А. Ему не надо, чтобы был атомный взрыв. Гл. обр. потому, что а) это значит, что ученый вышел с заранее обдуманным намерением и оное претворил в жизнь, пронеся идею невредимой и неизменной через всю Зону; вот если бы он вышел с этой идеей и в ходе перехода ее изменил, тогда другое дело (или, если бы он вышел с другой идеей, а в конце пришел к выводу о взрыве, тогда тоже другое дело), б) Зону вообще не надо взрывать (я сказал ему, что речь идет о Машине Желаний, но он возразил, что это все равно), ибо она, Зона, есть квинтэссенция нашей жизни. Тут, естественно, у меня глаза на лоб полезли.

Б. Для него сценарий очень пестр, его надо ускучнять. Больше всего ему понравился телефонный разговор (только содержание должно быть другое) и сцена, где двое спят, а один на них смотрит. Эту сцену (сна) он хочет сделать очень длинной.

Впрочем, ближайшее его действие будет: утвердить это на худсовете как первый вариант, а потом все обсудить заново и дать нам конкретные указания. На чем и порешили. Этим он будет заниматься сам.

2. Пришло из ЦК ВЛКСМ письмо след. содержания:

«Уважаемый Аркадий Натанович! Ваше письмо рассматривается в Отделе пропаганды и агитации ЦК ВЛКСМ. О результатах Вы будете информированы. Зам. зав. Отделом пропаганды и агитации ЦК ВЛКСМ Л. Паршин». Подпись неустоявшимся почерком.
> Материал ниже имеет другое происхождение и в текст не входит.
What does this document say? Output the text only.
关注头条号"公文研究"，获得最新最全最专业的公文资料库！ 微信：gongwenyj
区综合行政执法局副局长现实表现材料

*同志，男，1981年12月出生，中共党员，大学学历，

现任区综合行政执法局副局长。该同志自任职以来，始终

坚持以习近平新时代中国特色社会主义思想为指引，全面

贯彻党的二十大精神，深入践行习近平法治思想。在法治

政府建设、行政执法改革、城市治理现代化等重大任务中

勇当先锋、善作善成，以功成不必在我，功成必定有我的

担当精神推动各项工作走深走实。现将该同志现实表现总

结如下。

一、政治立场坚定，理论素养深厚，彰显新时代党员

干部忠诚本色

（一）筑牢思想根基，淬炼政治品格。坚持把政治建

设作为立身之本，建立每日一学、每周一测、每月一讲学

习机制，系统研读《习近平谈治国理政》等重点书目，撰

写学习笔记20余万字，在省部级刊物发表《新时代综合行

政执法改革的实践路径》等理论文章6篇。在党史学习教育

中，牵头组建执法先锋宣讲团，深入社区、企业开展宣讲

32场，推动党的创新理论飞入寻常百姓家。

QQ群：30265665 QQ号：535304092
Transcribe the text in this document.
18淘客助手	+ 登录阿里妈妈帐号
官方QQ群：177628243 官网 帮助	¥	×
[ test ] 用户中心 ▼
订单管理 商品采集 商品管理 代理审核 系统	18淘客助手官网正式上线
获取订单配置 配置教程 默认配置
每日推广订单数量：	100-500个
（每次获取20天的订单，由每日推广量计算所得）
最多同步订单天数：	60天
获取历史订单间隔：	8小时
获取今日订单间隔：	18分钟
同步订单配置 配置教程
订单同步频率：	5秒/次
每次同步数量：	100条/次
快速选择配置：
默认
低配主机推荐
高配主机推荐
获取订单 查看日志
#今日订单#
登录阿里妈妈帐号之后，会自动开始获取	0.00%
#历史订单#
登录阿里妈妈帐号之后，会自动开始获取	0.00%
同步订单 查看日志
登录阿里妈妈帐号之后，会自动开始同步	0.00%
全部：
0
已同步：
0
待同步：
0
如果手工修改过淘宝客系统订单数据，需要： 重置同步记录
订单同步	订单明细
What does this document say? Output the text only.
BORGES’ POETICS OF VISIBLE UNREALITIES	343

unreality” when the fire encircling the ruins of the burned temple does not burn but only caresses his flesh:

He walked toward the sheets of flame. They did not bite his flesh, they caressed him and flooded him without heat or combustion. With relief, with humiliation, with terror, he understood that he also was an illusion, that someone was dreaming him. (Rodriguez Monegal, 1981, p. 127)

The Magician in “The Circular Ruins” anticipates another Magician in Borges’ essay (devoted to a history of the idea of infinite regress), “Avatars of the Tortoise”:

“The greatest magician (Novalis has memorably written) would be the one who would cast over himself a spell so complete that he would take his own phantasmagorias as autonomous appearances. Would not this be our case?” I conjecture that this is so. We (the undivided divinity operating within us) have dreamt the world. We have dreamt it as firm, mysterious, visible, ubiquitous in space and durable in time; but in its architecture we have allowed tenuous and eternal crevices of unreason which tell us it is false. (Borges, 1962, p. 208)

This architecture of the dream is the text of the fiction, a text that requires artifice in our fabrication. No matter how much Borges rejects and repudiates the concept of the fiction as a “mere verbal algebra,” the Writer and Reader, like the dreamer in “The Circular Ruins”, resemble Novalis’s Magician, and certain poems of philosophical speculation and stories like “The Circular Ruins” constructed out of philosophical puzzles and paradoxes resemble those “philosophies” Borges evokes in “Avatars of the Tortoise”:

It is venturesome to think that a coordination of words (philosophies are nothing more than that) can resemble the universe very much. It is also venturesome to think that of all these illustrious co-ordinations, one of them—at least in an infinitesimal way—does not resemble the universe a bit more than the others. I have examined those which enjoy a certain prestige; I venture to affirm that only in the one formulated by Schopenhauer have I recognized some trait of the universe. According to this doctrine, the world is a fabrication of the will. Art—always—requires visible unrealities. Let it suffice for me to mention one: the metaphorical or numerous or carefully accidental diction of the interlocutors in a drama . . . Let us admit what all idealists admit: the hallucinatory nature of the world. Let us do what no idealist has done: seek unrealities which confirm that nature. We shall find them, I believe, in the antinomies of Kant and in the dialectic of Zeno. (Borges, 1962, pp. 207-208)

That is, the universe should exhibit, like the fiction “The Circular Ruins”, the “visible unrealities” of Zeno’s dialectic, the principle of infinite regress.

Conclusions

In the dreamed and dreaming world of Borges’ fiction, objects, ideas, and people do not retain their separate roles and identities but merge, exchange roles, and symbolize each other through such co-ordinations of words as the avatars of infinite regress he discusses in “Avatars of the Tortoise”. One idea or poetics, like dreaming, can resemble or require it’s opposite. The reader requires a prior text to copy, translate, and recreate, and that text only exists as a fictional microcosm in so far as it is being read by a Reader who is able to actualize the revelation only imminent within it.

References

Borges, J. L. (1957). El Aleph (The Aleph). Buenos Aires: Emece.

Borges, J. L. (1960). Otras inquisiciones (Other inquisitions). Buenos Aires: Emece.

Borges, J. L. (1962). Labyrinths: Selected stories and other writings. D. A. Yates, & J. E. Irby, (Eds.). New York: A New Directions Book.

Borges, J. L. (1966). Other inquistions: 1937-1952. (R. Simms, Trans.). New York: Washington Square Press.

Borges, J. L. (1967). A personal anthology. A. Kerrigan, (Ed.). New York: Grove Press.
3. У меня к тебе вопрос. Пошел я на книжку за деньгами и обнаружил, что после 10 ноября прошлого года у меня всего два поступления: 118 р. из ВНР и 704 из Студии. Кажется, должны были быть еще. Или я ошибаюсь? Посмотри у себя и сообщи.

Вот пока все.

Жму, обнимаю. Твой Арк.

Приветы Адке и Андрею.

О сложностях взаимоотношений с Тарковским БН вспоминал:

Из: БНС. Комментарий к пройденному

<…>

Главная трудность заключалась в том, что Тарковский, будучи кинорежиссером, да еще и гениальным кинорежиссером вдобавок, видел реальный мир иначе, чем мы, строил свой воображаемый мир будущего фильма иначе, чем мы, и передать нам это свое, сугубо индивидуальное видение он, как правило, не мог, — такие вещи не поддаются вербальной обработке, не придуманы еще слова для этого, да и невозможно, видимо, такие слова придумать, а может быть, придумывать их и не нужно. В конце концов, слова — это литература, это высоко символизированная действительность, совсем особая система ассоциаций, воздействие на совсем иные органы чувств, наконец, в то время как кино — это живопись, это музыка, это совершенно реальный, я бы даже сказал — беспощадно реальный мир, элементарной единицей которого является не слово, а звучащий образ…

Впрочем, все это теория и философия, а на практике работа превращалась в бесконечные, изматывающие, приводящие иногда в бессильное отчаяние дискуссии, во время коих режиссер, мучаясь, пытался объяснить, что же ему нужно от писателей, а писатели в муках пытались разобраться в этой мешанине жестов, слов, идей, образов и сформулировать для себя наконец, как же именно (обыкновенными русскими буквами, на чистом листе обыкновеннейшей бумаги) выразить то необыкновенное, единственно необходимое, совершенно непередаваемое, что стремится им, писателям, втолковать режиссер.